The model includes two AMD EPYC 9005-series processors, eight PCIe 5.0 FHFL slots, 24 DDR5 modules, eight U.2 NVMe, and eight 400 GbE ports with NVIDIA ConnectX-8 SuperNIC adapters. This configuration delivers high bandwidth for building large AI clusters.
The Intel-based variant features two Xeon 6 processors, eight FHFL GPU slots, 32 DDR5 modules, and 20 PCIe 5.0 E1.S NVMe. The server is tuned for training and fine-tuning models.
A compact option with a single Intel Xeon 6, 16 DDR5 slots, and four double-width GPUs (up to 600 W). It’s a fit for edge deployments and inference workloads.
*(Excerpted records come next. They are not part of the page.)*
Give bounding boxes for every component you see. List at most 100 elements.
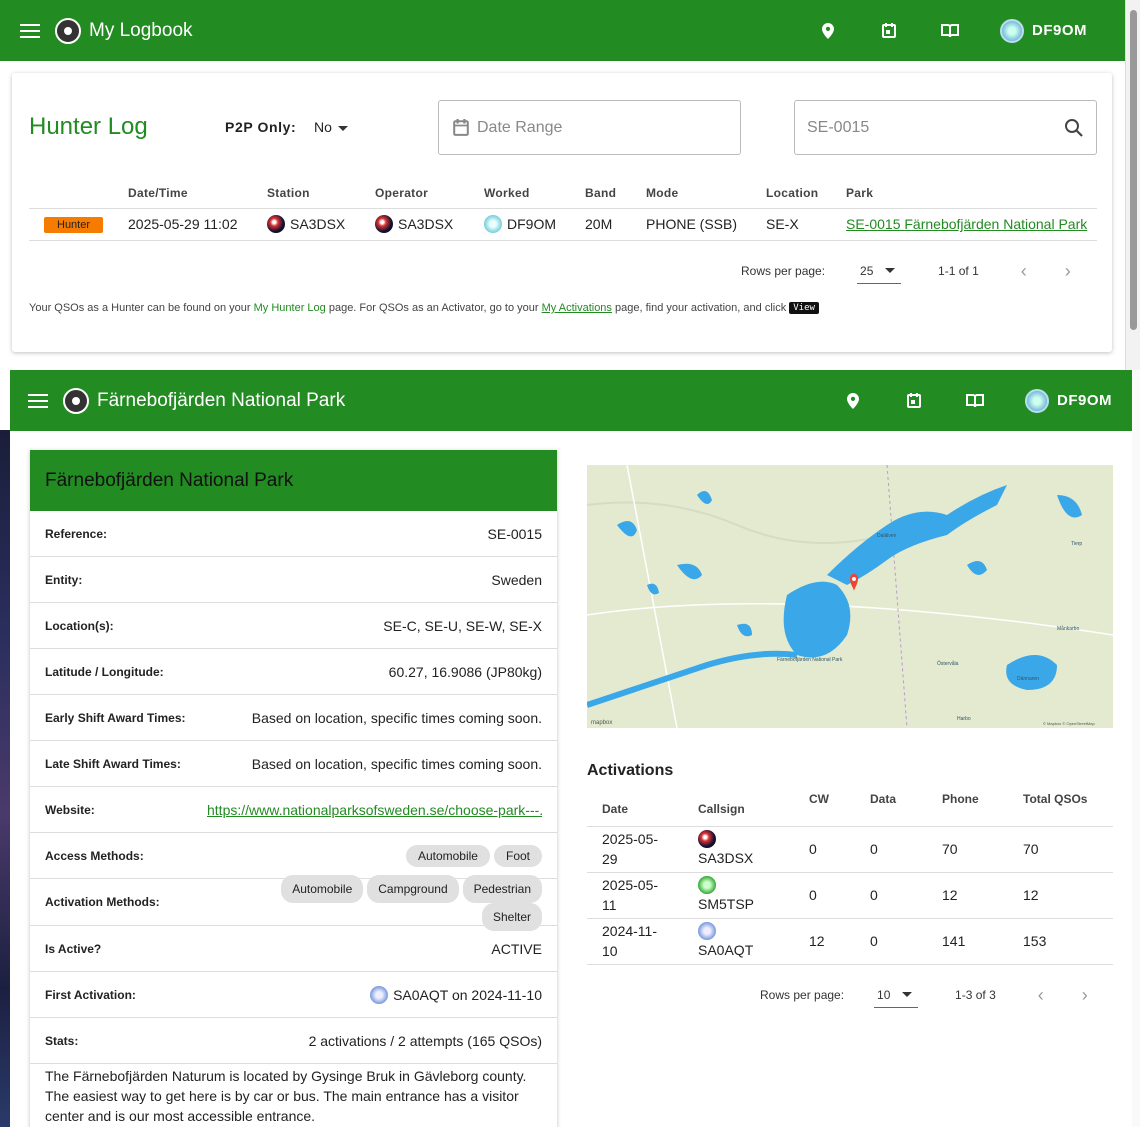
col-total[interactable]: Total QSOs [1023, 782, 1113, 826]
chip-pedestrian: Pedestrian [462, 874, 542, 903]
chevron-right-icon[interactable]: › [1082, 985, 1088, 1006]
col-date[interactable]: Date [587, 782, 698, 826]
row-stats: Stats: 2 activations / 2 attempts (165 QS… [30, 1018, 557, 1064]
col-data[interactable]: Data [870, 782, 942, 826]
chevron-down-icon [337, 125, 348, 131]
park-window: Färnebofjärden National Park DF9OM Färne… [10, 370, 1140, 1127]
cell-cw: 0 [803, 825, 870, 872]
row-early-shift: Early Shift Award Times: Based on locatio… [30, 695, 557, 741]
col-location[interactable]: Location [766, 178, 846, 208]
search-input[interactable]: SE-0015 [794, 100, 1097, 155]
menu-icon[interactable] [28, 393, 48, 408]
table-row: Hunter 2025-05-29 11:02 SA3DSX SA3DSX DF… [29, 207, 1097, 241]
col-phone[interactable]: Phone [942, 782, 1023, 826]
cell-phone: 70 [942, 825, 1023, 872]
user-callsign[interactable]: DF9OM [1032, 22, 1087, 39]
chevron-left-icon[interactable]: ‹ [1038, 985, 1044, 1006]
calendar-icon [453, 119, 469, 136]
rows-per-page-select[interactable]: 25 [857, 258, 902, 284]
book-icon[interactable] [964, 390, 986, 412]
col-mode[interactable]: Mode [646, 178, 766, 208]
map-label-harbo: Harbo [957, 716, 971, 722]
note-text-1: Your QSOs as a Hunter can be found on yo… [29, 302, 254, 314]
locations-label: Location(s): [45, 618, 114, 633]
p2p-value: No [314, 119, 332, 135]
cell-callsign: SA3DSX [698, 850, 754, 866]
latlon-value: 60.27, 16.9086 (JP80kg) [388, 663, 542, 680]
park-link[interactable]: SE-0015 Färnebofjärden National Park [846, 216, 1087, 232]
my-activations-link[interactable]: My Activations [542, 302, 612, 314]
chevron-right-icon[interactable]: › [1065, 261, 1071, 282]
search-value: SE-0015 [807, 118, 870, 136]
map-pin-icon[interactable] [842, 390, 864, 412]
cell-band: 20M [585, 207, 646, 241]
col-cw[interactable]: CW [803, 782, 870, 826]
hunter-pagination: Rows per page: 25 1-1 of 1 ‹ › [741, 258, 1071, 284]
search-icon[interactable] [1064, 118, 1084, 138]
cell-location: SE-X [766, 207, 846, 241]
user-callsign[interactable]: DF9OM [1057, 392, 1112, 409]
scrollbar[interactable] [1132, 370, 1140, 1127]
row-activation-methods: Activation Methods: Automobile Campground P… [30, 874, 557, 931]
my-hunter-log-link[interactable]: My Hunter Log [254, 302, 326, 314]
table-row[interactable]: 2025-05-29 SA3DSX 0 0 70 70 [587, 825, 1113, 872]
worked-avatar-icon [484, 215, 502, 233]
col-station[interactable]: Station [267, 178, 375, 208]
hunter-log-card: Hunter Log P2P Only: No Date Range SE-00… [12, 73, 1112, 352]
first-activation-label: First Activation: [45, 987, 136, 1002]
col-park[interactable]: Park [846, 178, 1097, 208]
activations-pagination: Rows per page: 10 1-3 of 3 ‹ › [760, 982, 1088, 1008]
page-range: 1-1 of 1 [938, 264, 979, 278]
cell-total: 153 [1023, 917, 1113, 964]
p2p-select[interactable]: No [314, 119, 348, 135]
avatar-icon[interactable] [1000, 18, 1024, 43]
table-row[interactable]: 2025-05-11 SM5TSP 0 0 12 12 [587, 871, 1113, 918]
chip-automobile: Automobile [405, 844, 490, 867]
col-band[interactable]: Band [585, 178, 646, 208]
app-title: My Logbook [89, 19, 193, 41]
date-range-field[interactable]: Date Range [438, 100, 741, 155]
park-map[interactable]: Dalälven Färnebofjärden National Park Ös… [587, 465, 1113, 728]
cell-total: 12 [1023, 871, 1113, 918]
hunter-log-window: My Logbook DF9OM Hunter Log P2P Only: No… [0, 0, 1140, 370]
map-label-mankarbo: Månkarbo [1057, 625, 1079, 632]
view-button[interactable]: View [789, 302, 819, 314]
chevron-left-icon[interactable]: ‹ [1021, 261, 1027, 282]
row-access-methods: Access Methods: Automobile Foot [30, 833, 557, 879]
cell-cw: 12 [803, 917, 870, 964]
map-canvas[interactable]: Dalälven Färnebofjärden National Park Ös… [587, 465, 1113, 728]
map-label-dalalven: Dalälven [877, 533, 897, 539]
stats-value: 2 activations / 2 attempts (165 QSOs) [308, 1032, 542, 1049]
latlon-label: Latitude / Longitude: [45, 664, 164, 679]
cell-data: 0 [870, 825, 942, 872]
menu-icon[interactable] [20, 23, 40, 38]
rows-per-page-label: Rows per page: [741, 264, 826, 278]
top-app-bar: My Logbook DF9OM [0, 0, 1125, 61]
scrollbar[interactable] [1125, 0, 1140, 370]
col-datetime[interactable]: Date/Time [128, 178, 267, 208]
park-app-bar: Färnebofjärden National Park DF9OM [10, 370, 1133, 431]
entity-value: Sweden [491, 571, 542, 588]
avatar-icon[interactable] [1025, 388, 1049, 413]
website-link[interactable]: https://www.nationalparksofsweden.se/cho… [207, 802, 542, 818]
rows-per-page-select[interactable]: 10 [874, 982, 919, 1008]
activations-table: Date Callsign CW Data Phone Total QSOs 2… [587, 782, 1113, 965]
cell-cw: 0 [803, 871, 870, 918]
cell-data: 0 [870, 917, 942, 964]
map-pin-icon[interactable] [817, 20, 839, 42]
park-card-title: Färnebofjärden National Park [30, 450, 557, 511]
table-row[interactable]: 2024-11-10 SA0AQT 12 0 141 153 [587, 917, 1113, 964]
mapbox-logo[interactable]: mapbox [591, 720, 612, 726]
map-attribution[interactable]: © Mapbox © OpenStreetMap [1043, 721, 1095, 726]
col-operator[interactable]: Operator [375, 178, 484, 208]
row-is-active: Is Active? ACTIVE [30, 926, 557, 972]
chip-foot: Foot [493, 844, 542, 867]
calendar-icon[interactable] [878, 20, 900, 42]
book-icon[interactable] [939, 20, 961, 42]
col-worked[interactable]: Worked [484, 178, 585, 208]
map-label-park: Färnebofjärden National Park [777, 657, 843, 663]
cell-phone: 141 [942, 917, 1023, 964]
col-callsign[interactable]: Callsign [698, 782, 803, 826]
calendar-icon[interactable] [903, 390, 925, 412]
rows-per-page-value: 10 [877, 987, 891, 1002]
MSI’s corporate business general manager Danny Hsu said the new platforms enable customers to scale AI workloads and make full use of modern GPUs.
For developers and researchers, MSI introduced the AI Station CT60-S8060—a desktop workstation built on the NVIDIA DGX Station architecture. It uses the NVIDIA GB300 Grace Blackwell Ultra Desktop superchip. With up to 784 GB of unified memory, the station brings DGX-level compute to a specialist’s desk. It reads like a bid to put heavyweight training and prototyping within arm’s reach of small teams.
As of October 15, 2025, the EdgeXpert is available—a compact 1.2-liter system powered by the NVIDIA GB10 Grace Blackwell superchip with 128 GB of unified memory. EdgeXpert targets educational institutions, labs, research teams, and enterprise environments that need a powerful yet compact AI platform.
According to David Wu, who oversees MSI’s custom solutions, EdgeXpert helps narrow the gap between AI research and deployment by providing a secure, high-performance tool for professionals. The positioning underscores a clear push toward capable edge devices without the footprint of a rack.